Nonetheless, civil libertarians and Progressives of all sorts should care more about putting an effective end to torture than they should care about showing up the Bush Administration. So, I propose that Congress introduce and pass a bill that bans all of the aforementioned "interrogation techniques," but explicitly provides for an affirmative defense of necessity. Explicitly providing such an affirmative defense would largely negate the aformentioned primary argument against an outright ban on waterboarding and the other techniques. Moreover, it would not actually weaken the ban because such an affirmative defense is already available at common law for most traditional offenses.

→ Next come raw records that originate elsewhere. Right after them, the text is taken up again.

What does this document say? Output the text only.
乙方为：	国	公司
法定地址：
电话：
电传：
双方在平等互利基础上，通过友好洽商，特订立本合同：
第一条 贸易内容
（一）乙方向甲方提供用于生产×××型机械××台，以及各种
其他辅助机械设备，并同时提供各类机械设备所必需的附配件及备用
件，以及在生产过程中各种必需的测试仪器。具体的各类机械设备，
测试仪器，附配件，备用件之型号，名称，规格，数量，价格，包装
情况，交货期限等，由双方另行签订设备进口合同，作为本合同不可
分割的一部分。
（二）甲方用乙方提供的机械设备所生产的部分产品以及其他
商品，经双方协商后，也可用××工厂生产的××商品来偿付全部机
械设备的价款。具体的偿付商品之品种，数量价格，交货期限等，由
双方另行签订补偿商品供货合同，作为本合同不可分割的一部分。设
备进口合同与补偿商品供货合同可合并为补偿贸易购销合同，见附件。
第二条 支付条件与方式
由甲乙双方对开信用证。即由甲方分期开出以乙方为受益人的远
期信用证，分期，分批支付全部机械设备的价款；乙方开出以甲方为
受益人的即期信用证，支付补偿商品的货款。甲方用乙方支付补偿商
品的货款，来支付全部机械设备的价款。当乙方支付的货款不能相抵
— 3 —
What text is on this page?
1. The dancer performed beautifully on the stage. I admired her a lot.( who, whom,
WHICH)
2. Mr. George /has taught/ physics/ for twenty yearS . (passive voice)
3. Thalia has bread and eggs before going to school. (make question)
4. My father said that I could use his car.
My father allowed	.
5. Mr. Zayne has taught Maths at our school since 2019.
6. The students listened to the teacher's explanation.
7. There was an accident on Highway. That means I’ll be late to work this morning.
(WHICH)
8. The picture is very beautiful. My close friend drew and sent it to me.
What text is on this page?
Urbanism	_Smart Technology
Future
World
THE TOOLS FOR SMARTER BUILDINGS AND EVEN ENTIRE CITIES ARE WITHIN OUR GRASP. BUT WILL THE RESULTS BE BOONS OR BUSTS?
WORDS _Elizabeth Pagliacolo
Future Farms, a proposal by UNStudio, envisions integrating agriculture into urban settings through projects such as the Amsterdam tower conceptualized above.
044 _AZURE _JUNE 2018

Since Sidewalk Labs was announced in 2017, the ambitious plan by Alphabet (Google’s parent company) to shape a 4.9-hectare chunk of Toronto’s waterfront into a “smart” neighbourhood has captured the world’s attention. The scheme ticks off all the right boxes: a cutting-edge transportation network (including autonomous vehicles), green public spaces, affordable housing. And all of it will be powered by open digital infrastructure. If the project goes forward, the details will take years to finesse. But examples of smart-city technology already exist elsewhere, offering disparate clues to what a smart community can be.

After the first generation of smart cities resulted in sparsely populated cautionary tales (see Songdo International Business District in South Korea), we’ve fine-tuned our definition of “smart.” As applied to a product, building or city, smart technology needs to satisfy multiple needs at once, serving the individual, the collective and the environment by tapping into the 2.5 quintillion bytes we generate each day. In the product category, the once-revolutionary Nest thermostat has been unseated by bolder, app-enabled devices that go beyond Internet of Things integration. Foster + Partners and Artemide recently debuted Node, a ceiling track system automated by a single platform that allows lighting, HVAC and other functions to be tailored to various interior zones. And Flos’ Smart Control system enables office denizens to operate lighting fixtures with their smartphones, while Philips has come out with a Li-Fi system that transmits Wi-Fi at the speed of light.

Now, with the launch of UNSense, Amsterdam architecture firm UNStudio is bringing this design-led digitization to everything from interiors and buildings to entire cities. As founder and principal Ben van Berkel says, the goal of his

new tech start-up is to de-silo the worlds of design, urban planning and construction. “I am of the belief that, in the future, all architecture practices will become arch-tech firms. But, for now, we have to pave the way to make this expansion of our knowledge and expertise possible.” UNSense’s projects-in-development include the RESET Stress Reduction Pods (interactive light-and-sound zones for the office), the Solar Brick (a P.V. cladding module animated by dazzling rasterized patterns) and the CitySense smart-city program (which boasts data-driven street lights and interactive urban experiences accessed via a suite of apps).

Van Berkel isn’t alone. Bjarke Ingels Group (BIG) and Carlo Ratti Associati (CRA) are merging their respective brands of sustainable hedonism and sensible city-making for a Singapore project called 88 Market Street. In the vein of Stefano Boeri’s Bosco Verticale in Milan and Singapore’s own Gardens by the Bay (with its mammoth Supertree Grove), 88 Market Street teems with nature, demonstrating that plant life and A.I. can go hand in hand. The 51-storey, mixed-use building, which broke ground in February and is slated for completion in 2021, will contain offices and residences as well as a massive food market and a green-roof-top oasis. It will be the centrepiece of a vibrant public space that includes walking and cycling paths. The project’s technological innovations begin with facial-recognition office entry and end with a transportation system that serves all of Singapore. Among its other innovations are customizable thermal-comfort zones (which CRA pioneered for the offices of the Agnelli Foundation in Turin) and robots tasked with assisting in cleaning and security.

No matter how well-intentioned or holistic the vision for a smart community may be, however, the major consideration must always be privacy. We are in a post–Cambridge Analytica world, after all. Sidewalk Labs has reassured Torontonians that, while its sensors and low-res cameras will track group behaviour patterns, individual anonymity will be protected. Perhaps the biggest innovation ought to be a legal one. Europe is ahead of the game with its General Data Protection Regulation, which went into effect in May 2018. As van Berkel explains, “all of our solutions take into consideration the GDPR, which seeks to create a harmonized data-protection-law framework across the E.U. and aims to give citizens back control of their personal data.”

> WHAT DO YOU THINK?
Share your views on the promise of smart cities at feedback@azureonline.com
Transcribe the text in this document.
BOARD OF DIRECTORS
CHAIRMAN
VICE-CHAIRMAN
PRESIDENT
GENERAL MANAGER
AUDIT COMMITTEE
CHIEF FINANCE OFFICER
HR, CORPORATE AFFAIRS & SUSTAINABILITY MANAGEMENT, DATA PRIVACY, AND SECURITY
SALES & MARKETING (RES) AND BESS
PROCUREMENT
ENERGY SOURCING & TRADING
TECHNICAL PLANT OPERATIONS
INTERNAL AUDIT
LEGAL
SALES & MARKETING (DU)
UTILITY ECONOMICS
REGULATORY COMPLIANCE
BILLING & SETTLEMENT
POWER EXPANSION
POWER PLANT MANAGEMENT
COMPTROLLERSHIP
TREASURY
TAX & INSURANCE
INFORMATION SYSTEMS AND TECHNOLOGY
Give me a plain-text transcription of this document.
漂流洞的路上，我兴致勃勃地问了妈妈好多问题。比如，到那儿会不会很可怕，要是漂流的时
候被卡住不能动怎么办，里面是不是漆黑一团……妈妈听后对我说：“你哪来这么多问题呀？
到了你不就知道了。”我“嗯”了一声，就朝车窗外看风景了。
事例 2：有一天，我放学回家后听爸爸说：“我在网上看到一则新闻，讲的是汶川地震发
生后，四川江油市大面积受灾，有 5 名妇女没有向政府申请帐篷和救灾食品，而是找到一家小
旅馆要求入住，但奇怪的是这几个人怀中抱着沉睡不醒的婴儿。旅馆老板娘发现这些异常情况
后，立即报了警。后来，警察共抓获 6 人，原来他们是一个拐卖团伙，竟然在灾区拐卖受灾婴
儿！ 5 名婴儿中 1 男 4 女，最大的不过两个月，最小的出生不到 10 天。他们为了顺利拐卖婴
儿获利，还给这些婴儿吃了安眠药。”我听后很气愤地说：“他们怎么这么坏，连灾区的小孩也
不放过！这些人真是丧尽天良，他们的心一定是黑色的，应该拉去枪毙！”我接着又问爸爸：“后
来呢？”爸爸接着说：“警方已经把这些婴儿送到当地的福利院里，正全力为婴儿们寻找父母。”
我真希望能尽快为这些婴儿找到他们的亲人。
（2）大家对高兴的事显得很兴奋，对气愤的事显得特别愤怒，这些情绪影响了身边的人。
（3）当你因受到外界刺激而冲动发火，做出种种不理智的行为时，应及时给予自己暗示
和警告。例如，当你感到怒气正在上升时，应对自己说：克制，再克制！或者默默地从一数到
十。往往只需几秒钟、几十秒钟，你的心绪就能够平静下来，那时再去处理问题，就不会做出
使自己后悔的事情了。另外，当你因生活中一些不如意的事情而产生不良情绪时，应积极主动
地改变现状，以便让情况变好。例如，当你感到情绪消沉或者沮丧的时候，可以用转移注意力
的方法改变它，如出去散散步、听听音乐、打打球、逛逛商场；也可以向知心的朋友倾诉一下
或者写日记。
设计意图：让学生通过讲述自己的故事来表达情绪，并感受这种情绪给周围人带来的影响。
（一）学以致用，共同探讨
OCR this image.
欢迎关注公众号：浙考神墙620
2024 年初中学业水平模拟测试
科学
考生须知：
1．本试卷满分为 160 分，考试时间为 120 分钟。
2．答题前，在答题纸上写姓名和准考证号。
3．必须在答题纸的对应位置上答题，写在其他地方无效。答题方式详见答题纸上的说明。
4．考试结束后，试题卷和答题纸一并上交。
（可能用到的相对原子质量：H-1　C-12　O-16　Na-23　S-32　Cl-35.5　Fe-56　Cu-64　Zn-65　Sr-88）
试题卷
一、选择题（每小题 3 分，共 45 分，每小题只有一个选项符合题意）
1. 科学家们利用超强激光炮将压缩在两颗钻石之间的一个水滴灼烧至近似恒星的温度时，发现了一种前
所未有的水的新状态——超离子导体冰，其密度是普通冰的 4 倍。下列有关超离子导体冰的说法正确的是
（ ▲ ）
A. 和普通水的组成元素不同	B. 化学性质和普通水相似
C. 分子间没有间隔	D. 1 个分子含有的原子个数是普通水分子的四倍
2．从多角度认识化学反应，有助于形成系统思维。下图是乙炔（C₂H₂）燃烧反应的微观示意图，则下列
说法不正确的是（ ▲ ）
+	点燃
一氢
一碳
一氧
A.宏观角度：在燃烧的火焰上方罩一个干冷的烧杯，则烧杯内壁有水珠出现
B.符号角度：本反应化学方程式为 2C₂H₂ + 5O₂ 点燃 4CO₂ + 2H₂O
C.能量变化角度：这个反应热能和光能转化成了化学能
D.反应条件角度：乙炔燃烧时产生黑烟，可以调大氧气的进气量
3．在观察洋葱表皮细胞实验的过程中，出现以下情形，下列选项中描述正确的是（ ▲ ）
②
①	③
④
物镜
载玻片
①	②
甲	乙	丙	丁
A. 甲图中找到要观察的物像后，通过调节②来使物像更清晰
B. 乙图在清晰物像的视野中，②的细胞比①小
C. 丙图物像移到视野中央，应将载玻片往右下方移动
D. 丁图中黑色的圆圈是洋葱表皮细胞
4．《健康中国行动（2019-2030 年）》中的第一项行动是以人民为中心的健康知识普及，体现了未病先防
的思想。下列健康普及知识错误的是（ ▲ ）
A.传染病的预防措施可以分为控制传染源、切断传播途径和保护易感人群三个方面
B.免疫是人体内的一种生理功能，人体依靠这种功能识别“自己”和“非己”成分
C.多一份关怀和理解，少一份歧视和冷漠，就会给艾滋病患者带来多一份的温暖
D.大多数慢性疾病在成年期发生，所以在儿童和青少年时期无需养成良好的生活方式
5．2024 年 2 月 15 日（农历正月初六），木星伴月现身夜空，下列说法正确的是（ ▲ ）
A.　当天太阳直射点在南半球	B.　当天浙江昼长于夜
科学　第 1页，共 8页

For readers of mine who are non-lawyers, an affirmative defense is not an automatic excuse that the prosecution must disprove. Instead, it is a defense that the defendant (in this case, the Administration or torturer) must prove by a "preponderence of the evidence." In the case of a torture trial, you can best think of it as a post-sentence trial of the alleged terrorist. While the alleged terrorist will have had no due process rights when they were getting tortured, this affirmative defense issue will at least give them a day in court. If the alleged terrorist is indeed a terrorist who had legitimate knowledge of imminent potential attacks against Americans, then the defendant's affirmative defense will succeed, and the torturer will walk free. Importantly, under the defense of necessity, the defendant will also need to show that a legal way of gaining the intelligence in a timely fashion was unavailable.

If on the other hand the alleged terrorist knew nothing of value about imminent attacks or well-developed attack plans or was not actually a terrorist at all, then the defendant torturer (and anyone who ordered him to torture) will go to prison.

In either event, justice is served in a way that I think even neo-cons would accept.